Akka.Cluster.Discovery
Akka.Cluster.Discovery copied to clipboard
It takes Cluster Singleton 1 minute to move to another node
- Consul discovery, the settings are:
akka.cluster {
discovery {
provider = akka.cluster.discovery.consul
consul {
listener-url = "http://127.0.0.1:8500"
class = "Akka.Cluster.Discovery.Consul.ConsulDiscoveryService, Akka.Cluster.Discovery.Consul"
dispatcher = "consul-dispatcher"
alive-interval = 10s
alive-timeout = 1m
refresh-interval = 1m
join-retries = 3
lock-retry-interval = 250ms
datacenter = "dc"
token = ""
wait-time = 30s
}
}
}
- Three nodes cluster, a singleton is running on a node.
- Kill the node on which the singleton is running.

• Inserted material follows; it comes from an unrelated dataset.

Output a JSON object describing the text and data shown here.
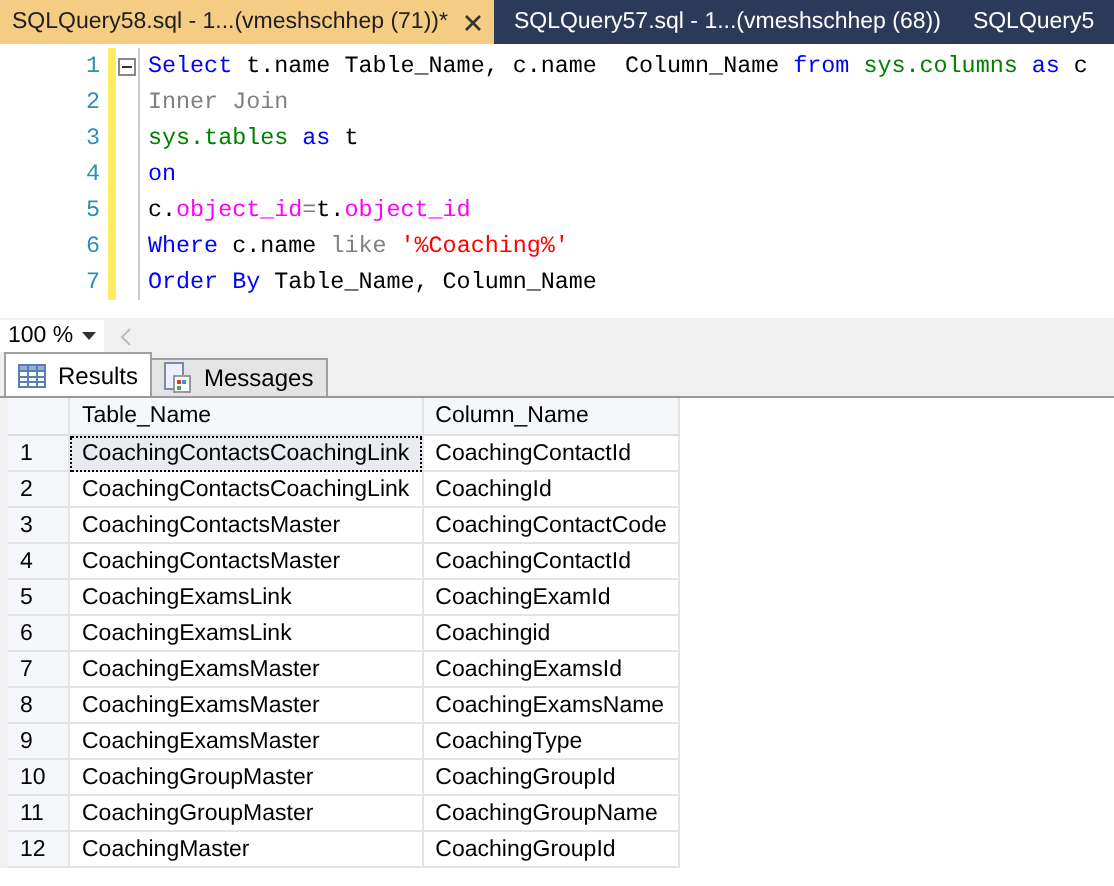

- A new singleton is launched after ~1 minute delay, which is unacceptable, the docs promise that it should take few seconds at most.
Cluster singleton migration depends on the time of down node detection - if node is just unreachable, we cannot assume it's dead, since it may be just temporary network issue and we don't want to end with 2 singletons. Therefore we need to determine if a node is down:
- In graceful scenario it's fast (as downing node can announce this to others).
- In hard failure it's slow, since the rest of the cluster must detect if node is actually dead or if it just disconnected for some reason and will come back up shortly. And this takes time.
Docs probably refer to time required to migrate, once a down node has been detected. In case of consul cluster discovery, you can play with alive-timeout
and refresh-interval
settings to try to lower that time frame. However if I'm right consul itself requires at least 30-60s to detect an unhealty node.